Theatertipps der Woche: Durch die Jahre

Meer voller Müll an der Volksbühne. Im HAU: ein Theaterfilm zu Emmett Till von Label Noir und ein Tanzmarathon zur Generationenfrage mit She She Pop.

Vor einer Spiegelwand stehen sich Tänzer:innen gegenüber und spiegeln sich im Hintergruind ins Unendliche, vorne im Bild hält eine ältere Person, das Kinn einer jüngeren Generation in der Hand

Unendliche Generationenfrage: Szene aus „Dance Me!“ von She She Pop am HAU Foto: Benjamin Krieg

Der Name des Ortes klingt wie ein Versprechen, klingt nach Sonne, paradiesischem Strand und türkisblauem Meer: Kamilo Beach, am Pazifik gelegen, auf der östlichsten Insel des Archipels von Hawaii. Doch tatsächlich ist Kamilo Beach einer der schmutzigsten Orte der Welt. Denn besondere Meeresströmungen schwemmen hier täglich Tonnen des in den Meeren treibenden Plastikmülls an. Statt Dünen aus Sand gibt es Dünen aus Müll.

Diesen Unort hat sich die Dramatikerin Enis Maci für ihr gleichnamiges Stück ausgesucht. Und als wäre die Lage nicht schon apokalyptisch genug, rast jetzt auch noch eine nordkoreanische Bombe auf Kamilo Beach zu.

Am Strand brennen Feuer, das Plastik schmilzt zu übelriechenden Klumpen zusammen und die Menschen rechnen mit ihrem baldigen Tod. An der Volksbühne setzt Enic Maci ihren finsteren Stoff jetzt gemeinsam mit Pascal Richmann in Szene. Die Uraufführung ist am Mittwoch, dem 19. Januar (Volksbühne, „Kamilo Beach (Am Scham der Zeit)“, ab 28. 1., 20 Uhr).

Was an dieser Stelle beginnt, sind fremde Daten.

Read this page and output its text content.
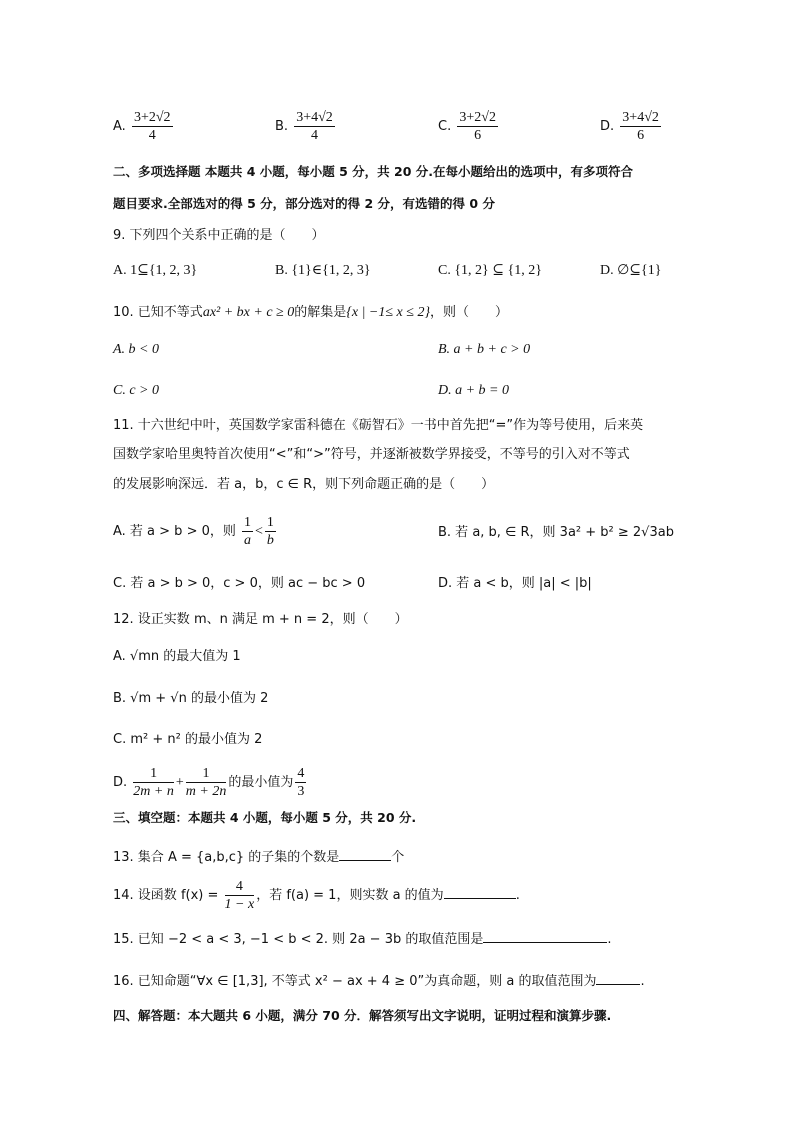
A. $\frac{3+2√2}{4}$	B. $\frac{3+4√2}{4}$	C. $\frac{3+2√2}{6}$	D. $\frac{3+4√2}{6}$
二、多项选择题 本题共 4 小题，每小题 5 分，共 20 分.在每小题给出的选项中，有多项符合
题目要求.全部选对的得 5 分，部分选对的得 2 分，有选错的得 0 分
9. 下列四个关系中正确的是（　　）
A. 1⊆{1, 2, 3}	B. {1}∈{1, 2, 3}	C. {1, 2} ⊆ {1, 2}	D. ∅⊆{1}
10. 已知不等式ax² + bx + c ≥ 0的解集是{x | −1≤ x ≤ 2}，则（　　）
A. b < 0	B. a + b + c > 0
C. c > 0	D. a + b = 0
11. 十六世纪中叶，英国数学家雷科德在《砺智石》一书中首先把“=”作为等号使用，后来英
国数学家哈里奥特首次使用“<”和“>”符号，并逐渐被数学界接受，不等号的引入对不等式
的发展影响深远．若 a，b，c ∈ R，则下列命题正确的是（　　）
A. 若 a > b > 0，则 $\frac{1}{a} < \frac{1}{b}$	B. 若 a, b, ∈ R，则 3a² + b² ≥ 2√3ab
C. 若 a > b > 0，c > 0，则 ac − bc > 0	D. 若 a < b，则 |a| < |b|
12. 设正实数 m、n 满足 m + n = 2，则（　　）
A. √mn 的最大值为 1
B. √m + √n 的最小值为 2
C. m² + n² 的最小值为 2
D. $\frac{1}{2m + n} + \frac{1}{m + 2n}$ 的最小值为 $\frac{4}{3}$
三、填空题：本题共 4 小题，每小题 5 分，共 20 分.
13. 集合 A = {a,b,c} 的子集的个数是	个
14. 设函数 $f(x) = \frac{4}{1 - x}$ ，若 f(a) = 1，则实数 a 的值为	.
15. 已知 −2 < a < 3, −1 < b < 2. 则 2a − 3b 的取值范围是	.
16. 已知命题“∀x ∈ [1,3], 不等式 x² − ax + 4 ≥ 0”为真命题，则 a 的取值范围为	.
四、解答题：本大题共 6 小题，满分 70 分．解答须写出文字说明，证明过程和演算步骤.
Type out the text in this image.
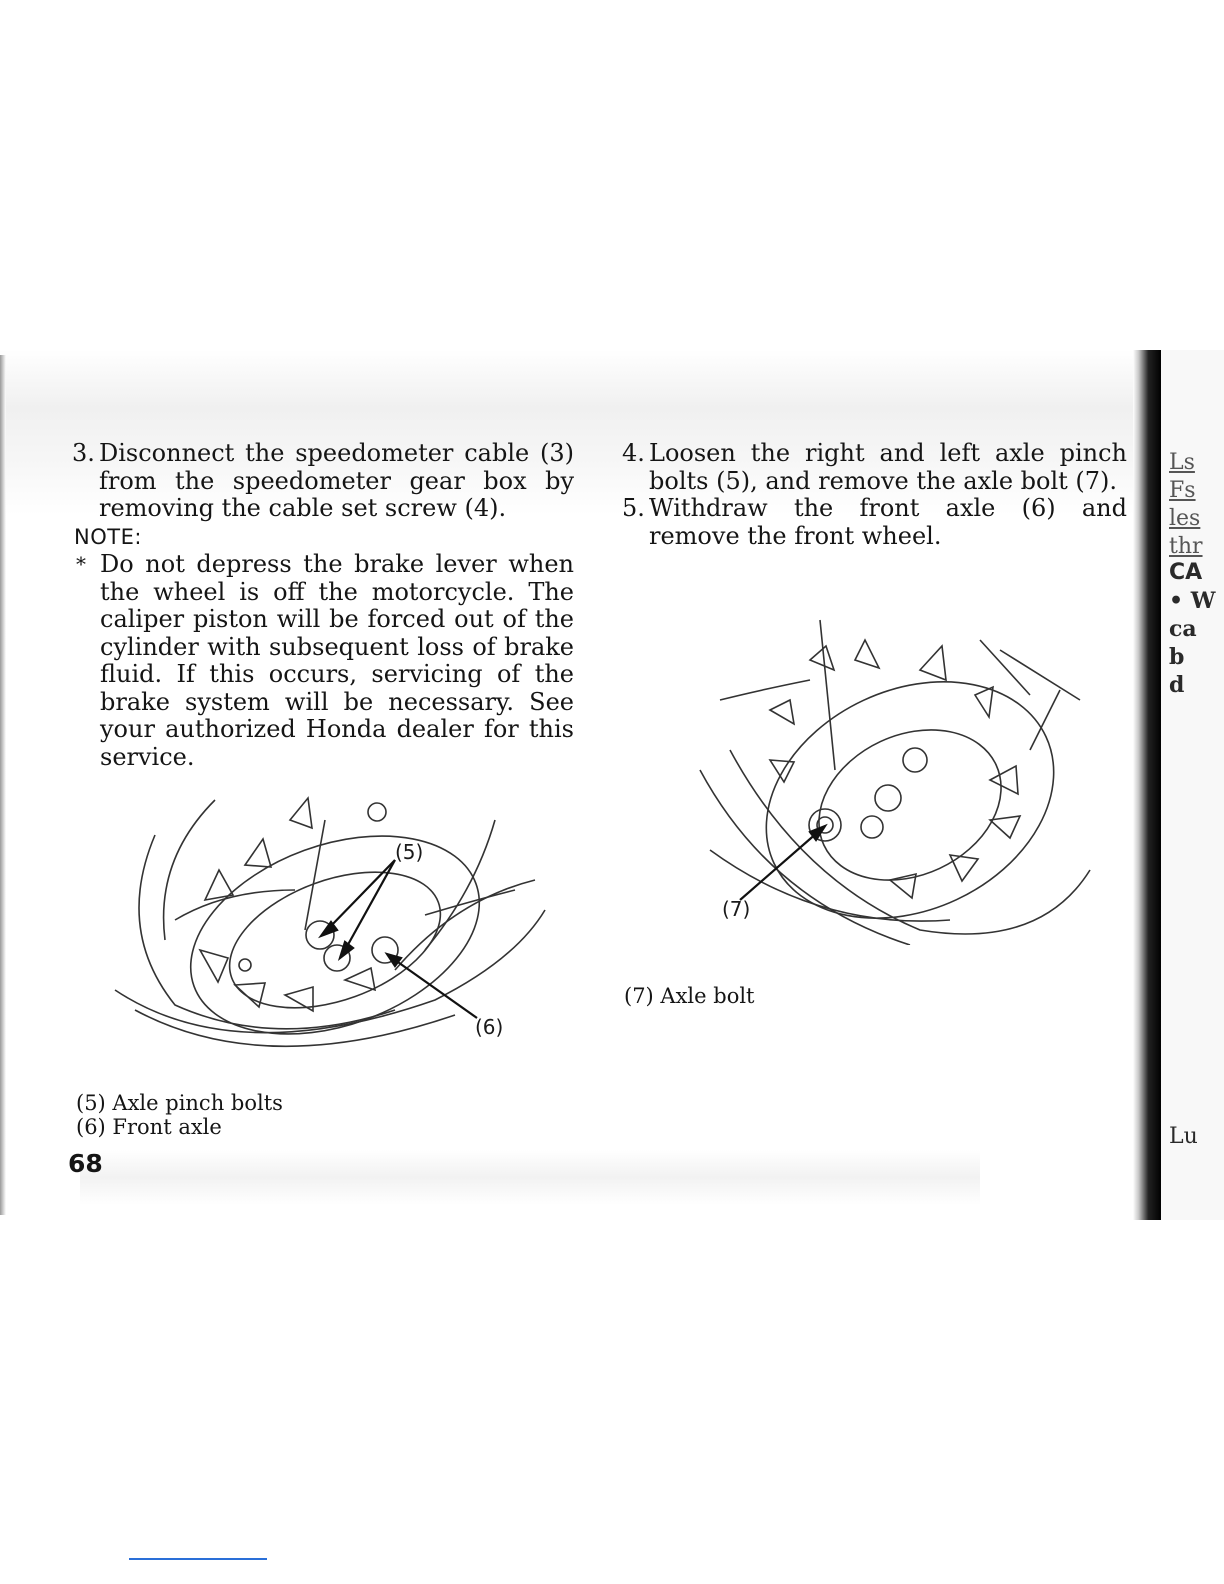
3. Disconnect the speedometer cable (3) from the speedometer gear box by removing the cable set screw (4).
NOTE:
* Do not depress the brake lever when the wheel is off the motorcycle. The caliper piston will be forced out of the cylinder with subsequent loss of brake fluid. If this occurs, servicing of the brake system will be necessary. See your authorized Honda dealer for this service.
4. Loosen the right and left axle pinch bolts (5), and remove the axle bolt (7).
5. Withdraw the front axle (6) and remove the front wheel.
(5)
(6)
(5) Axle pinch bolts
(6) Front axle
(7)
(7) Axle bolt
68
Ls
Fs
les
thr
CA
• W
ca
b
d
Lu
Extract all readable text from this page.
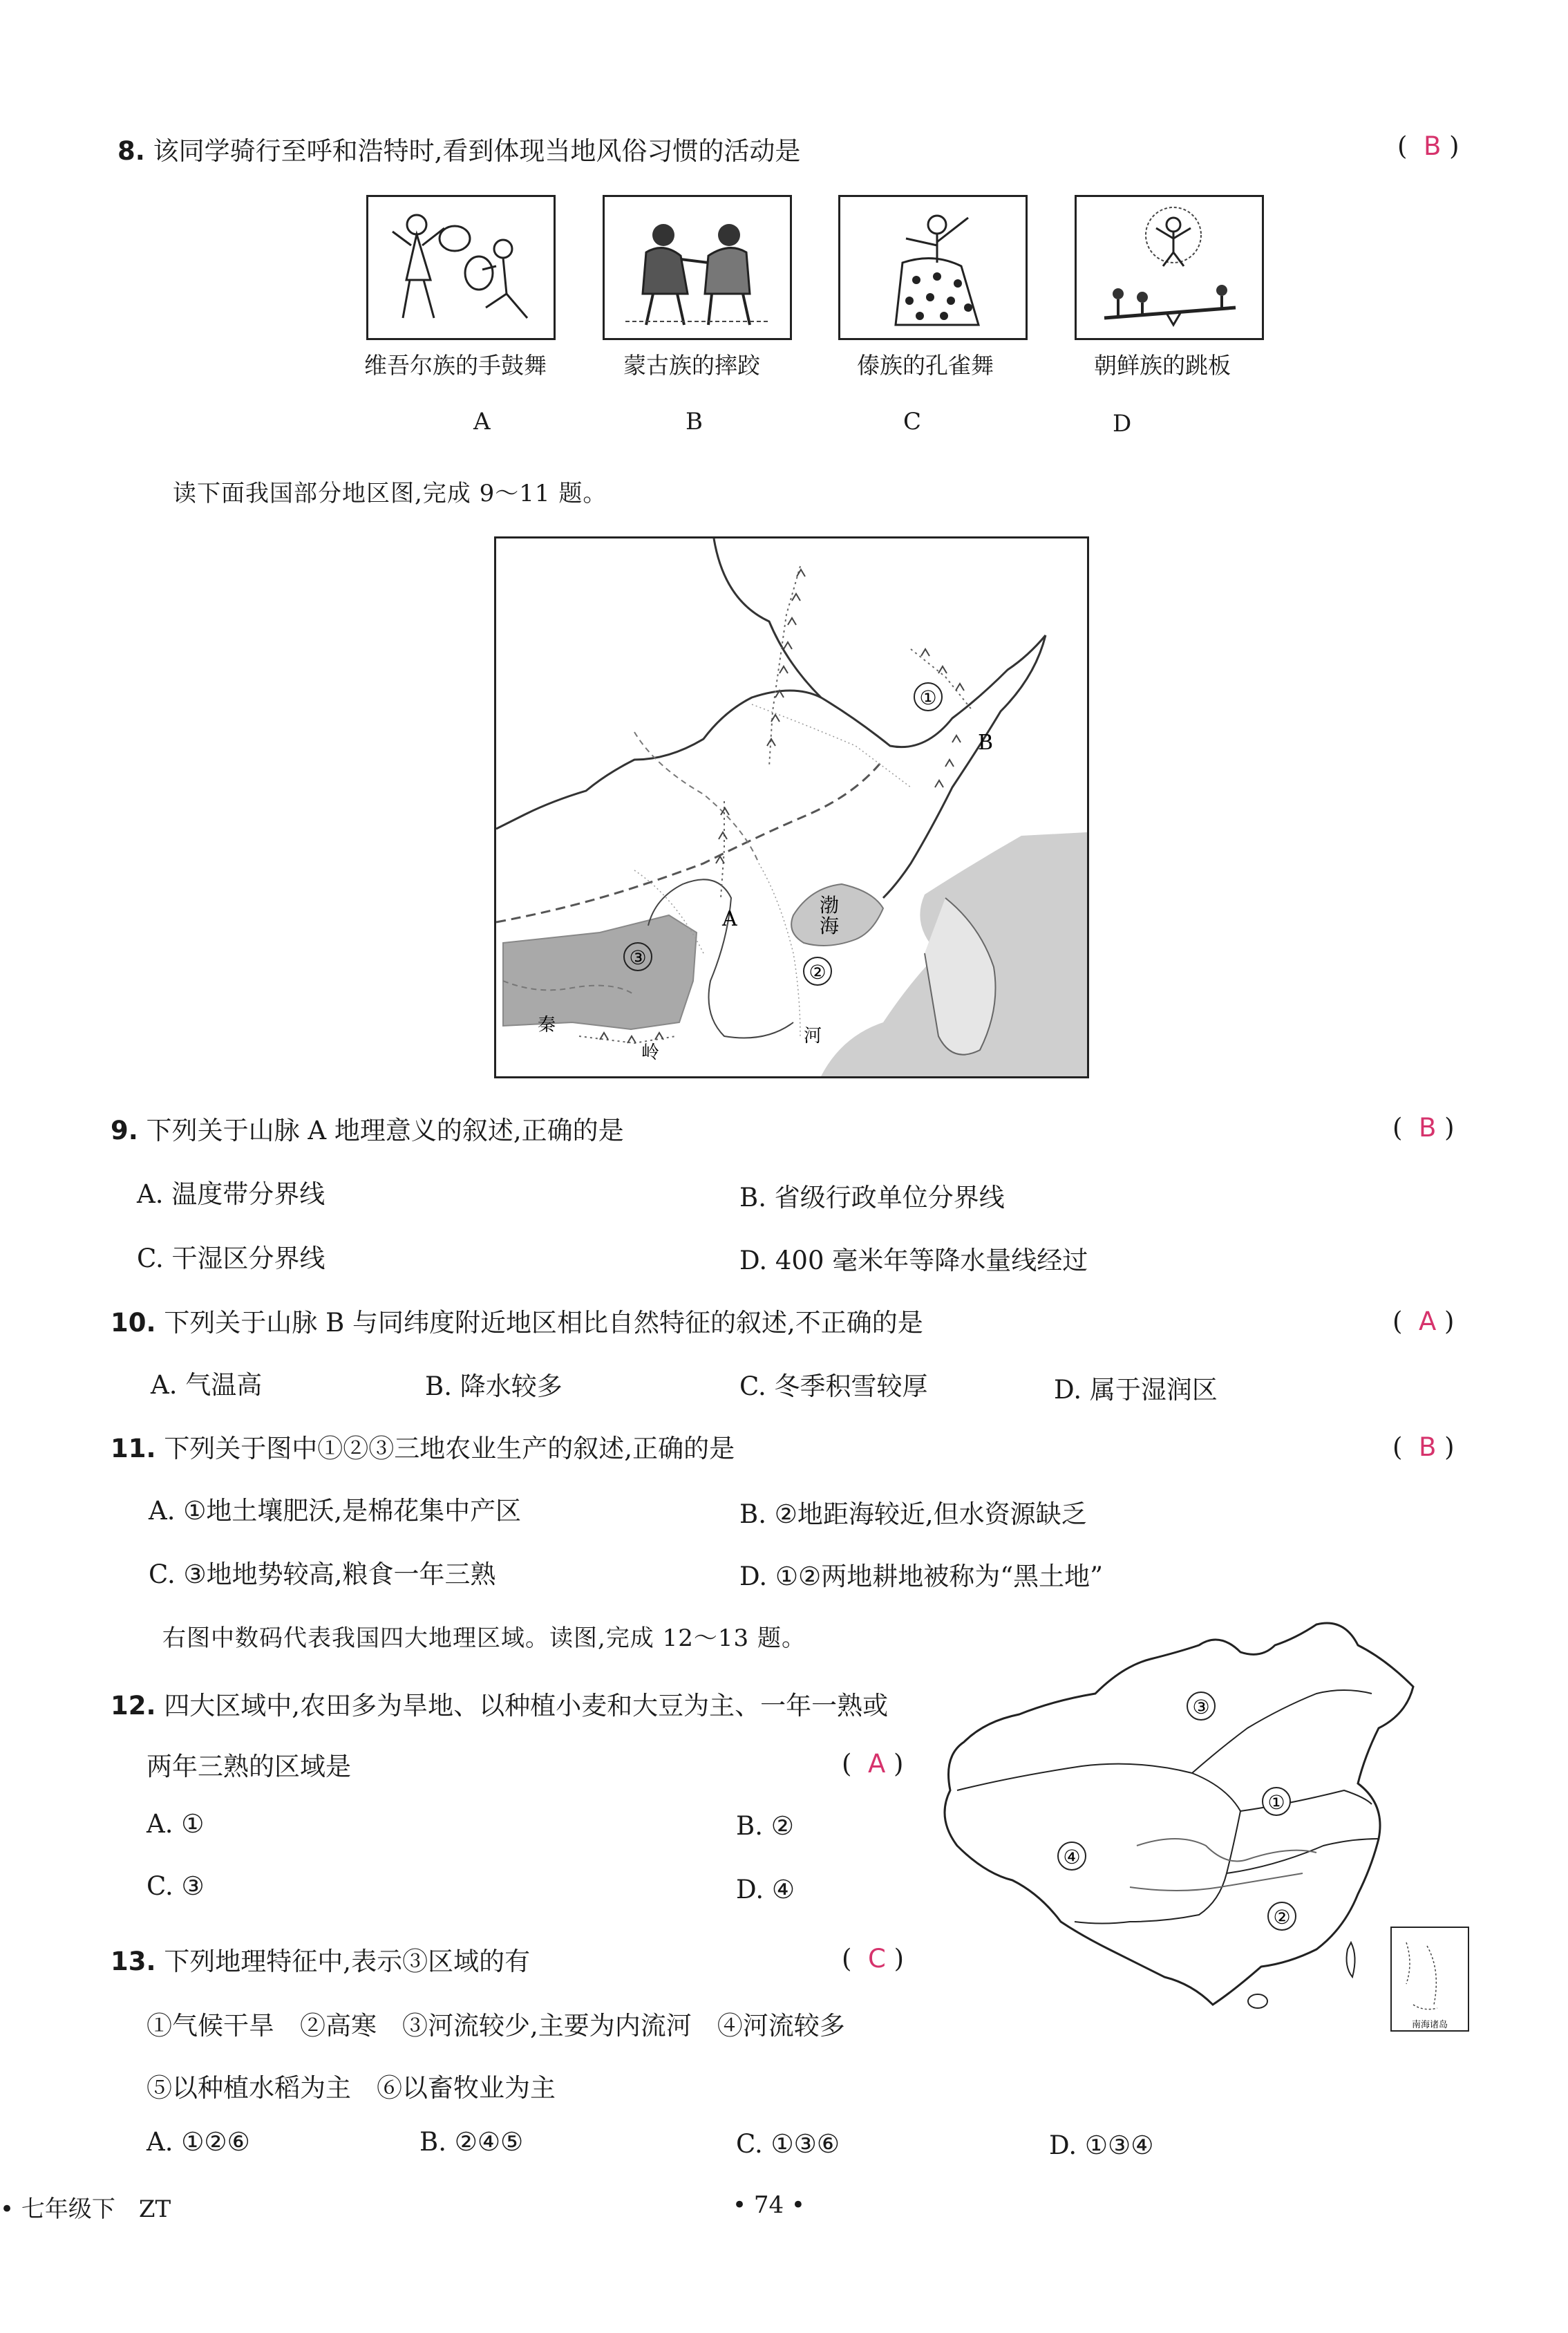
8. 该同学骑行至呼和浩特时,看到体现当地风俗习惯的活动是	(  B )
维吾尔族的手鼓舞	蒙古族的摔跤	傣族的孔雀舞	朝鲜族的跳板
A	B	C	D
读下面我国部分地区图,完成 9～11 题。
①
②
③
B
A
渤
海
秦
岭
河
9. 下列关于山脉 A 地理意义的叙述,正确的是	(  B )
A. 温度带分界线	B. 省级行政单位分界线
C. 干湿区分界线	D. 400 毫米年等降水量线经过
10. 下列关于山脉 B 与同纬度附近地区相比自然特征的叙述,不正确的是	(  A )
A. 气温高	B. 降水较多	C. 冬季积雪较厚	D. 属于湿润区
11. 下列关于图中①②③三地农业生产的叙述,正确的是	(  B )
A. ①地土壤肥沃,是棉花集中产区	B. ②地距海较近,但水资源缺乏
C. ③地地势较高,粮食一年三熟	D. ①②两地耕地被称为“黑土地”
右图中数码代表我国四大地理区域。读图,完成 12～13 题。
12. 四大区域中,农田多为旱地、以种植小麦和大豆为主、一年一熟或
两年三熟的区域是	(  A )
A. ①	B. ②
C. ③	D. ④
13. 下列地理特征中,表示③区域的有	(  C )
①气候干旱　②高寒　③河流较少,主要为内流河　④河流较多
⑤以种植水稻为主　⑥以畜牧业为主
A. ①②⑥	B. ②④⑤	C. ①③⑥	D. ①③④
①
②
③
④
南海诸岛
• 七年级下　ZT	• 74 •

Schrecklich ist die Geschichte, die dem neuen Projekt des Kollektivs „Label Noir“ zugrunde liegt: die Geschichte des afroamerikanischen Teenagers Emmett Till nämlich, der 1955 mit 14 Jahren von Weißen brutal ermordet wurde – nachdem ihn eine weiße Frau fadenscheinig beschuldigt hatte, sich ihr „unsittlich genähert“ zu haben, wie das damals hieß. Emmett Tills mutige Mutter hatte den entsetzlich entstellten Leichnam ihres Kindes damals öffentlich aufgebahrt und die Empörung, die dieses Verbrechen an dem Kind auslöste, hat wie ein Katalysator auf die Entstehung der Bürgerrechtsbewegung in den USA gewirkt.

Schwarzes Leben hier und dort
Acht Schauspieler:innen des Kollektivs "Label Noir" schauen in die Kamera, sie tragen Kostüme aus den USa der 1950er Jahre

Recherchierte transnational zu Rassismus: das Kollektiv „Label Noir“ Foto: Kasimir Bordasch

„Label Noir“ legt den Fall jetzt seiner Produktion „Emmett – tief in meinem Herzen“ zugrunde, und ein preisgekröntes Stück, das die US-amerikanische Dramatikerin Clare Coss darüber schrieb. Hinzugefügt werden Recherchen zu Schwarzem Leben in Deutschland, um auch deutsche Narrative herauszuarbeiten und ins Verhältnis zur strukturellen Gewalt zu setzten, der Schwarze Menschen permanent, und nicht nur in den USA, ausgesetzt sind: von Weißen ausgeübte Gewalt, „die den Schwarzen Körper ob seiner rassistisch konstruierten Bedrohlichkeit ungehemmt zu sanktionieren weiß – im Extremfall mit Mord“, wie Label Noir auf seiner Webseite schreibt.

Als Theaterstück geplant, wurde coronabedingt ein Theaterfilm daraus, der am 24.1. im HAU1 zu sehen ist („Emmett – tief in meinem Herzen“, Vorabpremiere im HAU1 am 24. Januar, 20 Uhr; danach vom 25. bis 27. 1. auf HAU4, der digitalen Spielstätte des HAU).

Ebenfalls im HAU hat das neue Stück der Performancegruppe „She She Pop“ Premiere, das sich mit der Frage auseinandersetzt, was es eigentlich mit den Generationen auf sich hat. Gibt es das überhaupt, Generationen? Und wenn ja, was haben sie sich zu sagen?

„Dance me“ ist die Untersuchung überschrieben und als Tanzmarathon angelegt, in dem zwei Gruppen alias zwei Generationen gegen- beziehungsweise miteinander antreten (HAU 2, „Dance me!“, Premiere 18. Januar, 19 Uhr, weitere Vorstellungen 19./21./22./23./24. Januar, je eventuell Restkarten an der Abendkasse).